This painting shows the death of Major-General James Wolfe on the Plains of Abraham at the Battle of Quebec in 1759 during the Seven Years' War, known in the United States as the French and Indian War. Wolfe was killed by musket fire in the brief battle as he led the British forces to victory, setting in motion the conquest of Canada from the French. We see him lying on the battlefield as he is surrounded and comforted by a group of officers. His figure, creating the base of a pyramidal grouping that rises to the partially furled flag above, and his pale face are lit up with a Christ-like illumination, making him the visual and emotional center of the work. To the left a group of officers stand in attendance, conveying a distress reminiscent of depictions of the mourning of Christ. In the left foreground, a single Indigenous man sits, his chin in his hand, as if deep in thought. Two more officers on the right frame the scene, while in the background the opposing forces mill, and black smoke from the battlefield and storm clouds converge around the intersecting diagonal of the flag. A sense of drama is conveyed as the battle ends with a singular heroic sacrifice.
A number of officers are identifiable, as Captain Harvey Smythe holds Wolfe's arm, Dr. Thomas Hinde tries to staunch the general's bleeding, and Lieutenant Colonel Simon Fraser of the 78th Fraser Highlanders is shown in his company's tartan. While these identifiable portraits created a sense of accuracy and historical importance, almost all of them were not at the scene, and their inclusion reflects the artist's intention to compose an iconic image of a British hero. The Indigenous warrior has attracted much scholarly interpretation, including the argument that he represents the noble savage, a concept advanced by the French philosopher Jean-Jacques Rousseau who extolled the simpler and therefore nobler character of "primitive" peoples. At the same time, his inclusion also places the scene firmly within the New World, for the artist has carefully selected all the significant elements. For instance, in the background a British soldier is racing toward the group, as he carries the captured French flag. As historian Robert A. Bromley wrote, the overall effect is "so natural...and they come so near to the truth of the history, that they are almost true, and yet not one of them is true in fact."

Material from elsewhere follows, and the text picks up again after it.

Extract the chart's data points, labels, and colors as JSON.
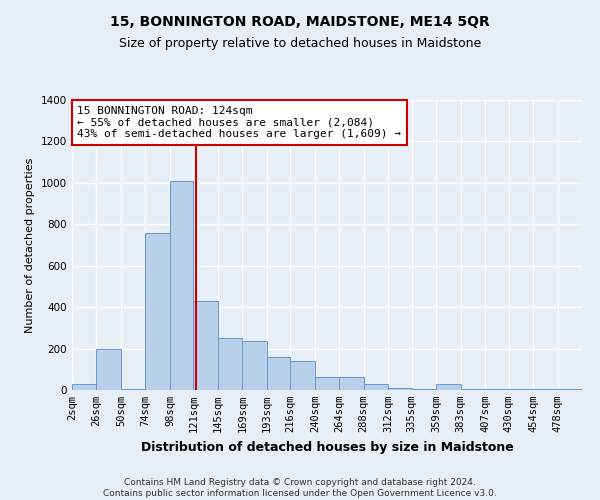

West innovatively reinterpreted the historical painting by depicting a contemporary scene and clothing his figures in contemporary garb. Sir Joshua Reynolds, along with other notable artists and patrons, urged the artist to depict the figures in classical Roman clothing to lend the event greater dignity, but West replied, "The same truth that guides the pen of the historian should govern the pencil of the artist." Infuriated at Wolfe's use of contemporary clothing, King George III declined to purchase the work, and the artist, subsequently, gave it to the Royal Academy where it became widely popular. William Woollett's engravings of the painting found an international audience, and West was commissioned to paint four more copies of the painting. The work, influencing the movement of many artists toward contemporary history painting, paved the way for David's Oath of the Tennis Court (1791) and John Trumbull's Declaration of Independence (1787-1819). Its cultural influence continued well into the modern era, as, during the British Empire, as historian Graeme Wynn noted it, "became the most powerful icon of an intensely symbolic triumph for British imperialism," and in 1921 the British donated the work to Canada in recognition of their service in World War I.